Phone scammers pose as antivirus firms to defraud consumers and web scammers trick victims into paying for antivirus products that do nothing. Then there are scams, such as the recent fake free Windows 10 upgrade that attempted lure potential ransomware targets.
A new ruse that blends all three examples aims to tempt fans of a free malware scanner product into joining a beta program that first requires the user to disable their antivirus.
Russian security firm Dr. Web issued a warning on Tuesday that some customers have received emails claiming to be from it, promising a trial of a bogus product called “Dr.Web CureIt 2”.
The security vendor’s real product “Dr.Web CureIt!” is a free ancillary malware cleanup tool that can check for and clean up malware even in the presence of existing rival antivirus products. Dr. Web promotes it as a tool to help consumers that worry about the effectiveness of an installed antivirus product. It released version 10 of the tool earlier this year, however there is no “CureIt 2”.
Dr. Web is less well known outside of Russia though it’s products are available worldwide. According to the firm, the spammers are attempting to trick victims into installing malware. After inviting them to participate in the bogus tester program, it then prompts users to switch off their antivirus because the beta — as opposed to claims by Dr.

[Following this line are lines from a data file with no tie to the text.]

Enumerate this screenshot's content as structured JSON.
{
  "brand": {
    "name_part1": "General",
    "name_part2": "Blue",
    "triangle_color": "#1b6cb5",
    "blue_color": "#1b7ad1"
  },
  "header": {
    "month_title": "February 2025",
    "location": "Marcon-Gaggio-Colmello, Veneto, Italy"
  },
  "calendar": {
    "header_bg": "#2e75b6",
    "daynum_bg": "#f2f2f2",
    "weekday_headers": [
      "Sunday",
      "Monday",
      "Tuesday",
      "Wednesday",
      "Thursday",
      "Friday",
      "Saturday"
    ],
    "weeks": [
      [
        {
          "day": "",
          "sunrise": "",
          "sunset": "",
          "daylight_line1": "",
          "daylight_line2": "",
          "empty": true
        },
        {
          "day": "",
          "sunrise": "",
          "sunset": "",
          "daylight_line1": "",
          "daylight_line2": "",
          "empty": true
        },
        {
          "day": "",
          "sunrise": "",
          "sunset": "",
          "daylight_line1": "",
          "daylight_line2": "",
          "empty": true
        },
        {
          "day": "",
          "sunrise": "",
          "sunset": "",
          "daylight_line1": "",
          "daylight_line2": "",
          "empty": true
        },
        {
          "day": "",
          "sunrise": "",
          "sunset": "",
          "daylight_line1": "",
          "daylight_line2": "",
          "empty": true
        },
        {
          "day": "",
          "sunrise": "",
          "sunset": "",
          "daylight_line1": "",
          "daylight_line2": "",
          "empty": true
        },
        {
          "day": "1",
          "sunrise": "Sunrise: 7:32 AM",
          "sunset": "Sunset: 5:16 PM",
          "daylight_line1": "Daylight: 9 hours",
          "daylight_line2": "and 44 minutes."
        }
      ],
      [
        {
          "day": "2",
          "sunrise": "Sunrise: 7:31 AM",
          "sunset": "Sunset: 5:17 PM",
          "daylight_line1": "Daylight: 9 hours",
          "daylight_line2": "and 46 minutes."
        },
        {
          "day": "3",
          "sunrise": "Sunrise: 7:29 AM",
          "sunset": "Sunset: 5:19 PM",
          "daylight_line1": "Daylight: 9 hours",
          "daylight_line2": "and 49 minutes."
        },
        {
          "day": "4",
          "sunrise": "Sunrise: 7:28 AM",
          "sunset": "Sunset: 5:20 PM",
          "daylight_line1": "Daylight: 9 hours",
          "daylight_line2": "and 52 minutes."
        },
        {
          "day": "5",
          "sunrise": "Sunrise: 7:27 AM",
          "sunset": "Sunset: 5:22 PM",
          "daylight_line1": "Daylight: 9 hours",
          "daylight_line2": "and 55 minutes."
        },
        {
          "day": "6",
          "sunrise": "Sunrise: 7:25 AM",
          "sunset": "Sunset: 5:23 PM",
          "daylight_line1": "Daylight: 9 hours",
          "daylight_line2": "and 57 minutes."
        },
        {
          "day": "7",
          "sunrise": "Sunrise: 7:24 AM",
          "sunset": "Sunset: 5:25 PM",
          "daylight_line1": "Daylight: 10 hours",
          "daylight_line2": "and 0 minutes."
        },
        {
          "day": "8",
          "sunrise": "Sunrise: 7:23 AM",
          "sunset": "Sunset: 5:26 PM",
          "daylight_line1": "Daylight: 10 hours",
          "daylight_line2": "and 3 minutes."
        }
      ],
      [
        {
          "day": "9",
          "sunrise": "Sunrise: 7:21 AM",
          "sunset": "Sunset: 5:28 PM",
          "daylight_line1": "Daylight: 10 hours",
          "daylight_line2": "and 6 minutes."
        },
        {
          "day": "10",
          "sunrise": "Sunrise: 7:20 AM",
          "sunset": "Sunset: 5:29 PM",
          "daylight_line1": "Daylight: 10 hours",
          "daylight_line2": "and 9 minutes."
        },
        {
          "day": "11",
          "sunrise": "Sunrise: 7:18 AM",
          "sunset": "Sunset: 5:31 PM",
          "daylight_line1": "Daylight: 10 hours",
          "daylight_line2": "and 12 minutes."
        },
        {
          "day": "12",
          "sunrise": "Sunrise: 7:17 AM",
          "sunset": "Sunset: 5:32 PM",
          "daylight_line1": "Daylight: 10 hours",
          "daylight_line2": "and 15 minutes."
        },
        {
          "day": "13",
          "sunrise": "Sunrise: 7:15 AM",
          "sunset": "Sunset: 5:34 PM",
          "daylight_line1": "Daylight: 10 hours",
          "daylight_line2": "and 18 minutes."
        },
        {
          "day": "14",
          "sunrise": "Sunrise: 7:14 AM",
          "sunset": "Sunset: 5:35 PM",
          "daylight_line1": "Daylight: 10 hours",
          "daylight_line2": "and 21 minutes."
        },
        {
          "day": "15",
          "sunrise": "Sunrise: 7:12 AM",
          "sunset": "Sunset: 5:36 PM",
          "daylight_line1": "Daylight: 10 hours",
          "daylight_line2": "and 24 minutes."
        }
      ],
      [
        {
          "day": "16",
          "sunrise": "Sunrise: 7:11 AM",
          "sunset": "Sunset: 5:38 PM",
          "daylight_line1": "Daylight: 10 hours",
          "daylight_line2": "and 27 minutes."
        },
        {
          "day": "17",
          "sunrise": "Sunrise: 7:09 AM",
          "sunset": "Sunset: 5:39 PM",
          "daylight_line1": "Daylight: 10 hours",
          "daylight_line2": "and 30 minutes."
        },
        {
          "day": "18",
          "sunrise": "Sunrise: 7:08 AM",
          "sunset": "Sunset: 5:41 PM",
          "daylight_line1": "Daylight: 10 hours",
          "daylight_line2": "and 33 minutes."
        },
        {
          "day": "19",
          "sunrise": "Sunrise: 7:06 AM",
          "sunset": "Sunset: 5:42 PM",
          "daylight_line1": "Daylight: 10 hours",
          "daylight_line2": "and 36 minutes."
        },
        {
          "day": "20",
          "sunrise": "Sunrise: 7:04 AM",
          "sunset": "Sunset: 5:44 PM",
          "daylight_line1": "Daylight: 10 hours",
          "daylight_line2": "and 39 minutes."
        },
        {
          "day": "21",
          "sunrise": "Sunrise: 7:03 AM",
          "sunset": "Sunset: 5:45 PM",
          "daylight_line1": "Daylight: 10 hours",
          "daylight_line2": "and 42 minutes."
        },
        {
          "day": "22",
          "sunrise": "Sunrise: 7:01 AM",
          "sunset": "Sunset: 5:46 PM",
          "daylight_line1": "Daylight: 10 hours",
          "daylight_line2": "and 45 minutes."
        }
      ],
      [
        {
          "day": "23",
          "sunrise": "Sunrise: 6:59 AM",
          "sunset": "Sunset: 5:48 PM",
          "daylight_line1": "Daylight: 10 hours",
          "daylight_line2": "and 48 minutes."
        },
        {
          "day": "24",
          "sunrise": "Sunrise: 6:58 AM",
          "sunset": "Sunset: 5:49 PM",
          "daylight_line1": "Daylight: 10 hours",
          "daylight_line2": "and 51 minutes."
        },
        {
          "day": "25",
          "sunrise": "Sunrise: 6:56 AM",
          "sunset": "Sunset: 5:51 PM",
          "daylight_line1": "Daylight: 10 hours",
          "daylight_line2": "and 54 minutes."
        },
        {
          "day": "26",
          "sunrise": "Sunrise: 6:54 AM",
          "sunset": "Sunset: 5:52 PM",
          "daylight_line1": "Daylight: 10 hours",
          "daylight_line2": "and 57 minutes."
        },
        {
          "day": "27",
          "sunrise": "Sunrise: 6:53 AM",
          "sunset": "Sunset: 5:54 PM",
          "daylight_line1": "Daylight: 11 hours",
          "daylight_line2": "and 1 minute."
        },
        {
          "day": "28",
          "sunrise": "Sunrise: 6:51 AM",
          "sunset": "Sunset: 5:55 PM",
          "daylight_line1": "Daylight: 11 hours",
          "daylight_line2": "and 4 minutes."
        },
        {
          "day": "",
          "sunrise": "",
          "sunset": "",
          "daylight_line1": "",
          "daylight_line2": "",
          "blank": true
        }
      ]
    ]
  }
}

Web for its real product — can be incompatible with Dr.Web CureIt 2.
The firm detected malicious spam on September 29, noting a link from the email leads to a fraudulent website where a Trojan attempts to load onto the victim’s PC.
The malware is designed to steal passwords and other confidential information stored on the compromised computer, the security vendor noted.
“Doctor Web would like to inform users that we are not conducting any tests of “Dr.Web CureIt 2”. Moreover, we strongly advise against installing and running any applications downloaded by opening links from such email messages,” the company said.
“Do not, under any circumstances, disable your anti-virus software,” it added.
Dr. Web’s alert was published following an unrelated report on Tuesday by security blogger Brian Krebs, who detailed a series of firebomb attacks on the security vendor’s offices in Russia and the Ukraine over the past year.
The attacks were allegedly meant to coerce the vendor into retracting details it had previously published about malware designed to skim credentials from ATMs. The firm said it had not given into the attackers' demands, which it believed were from a malware gang based in the Ukraine.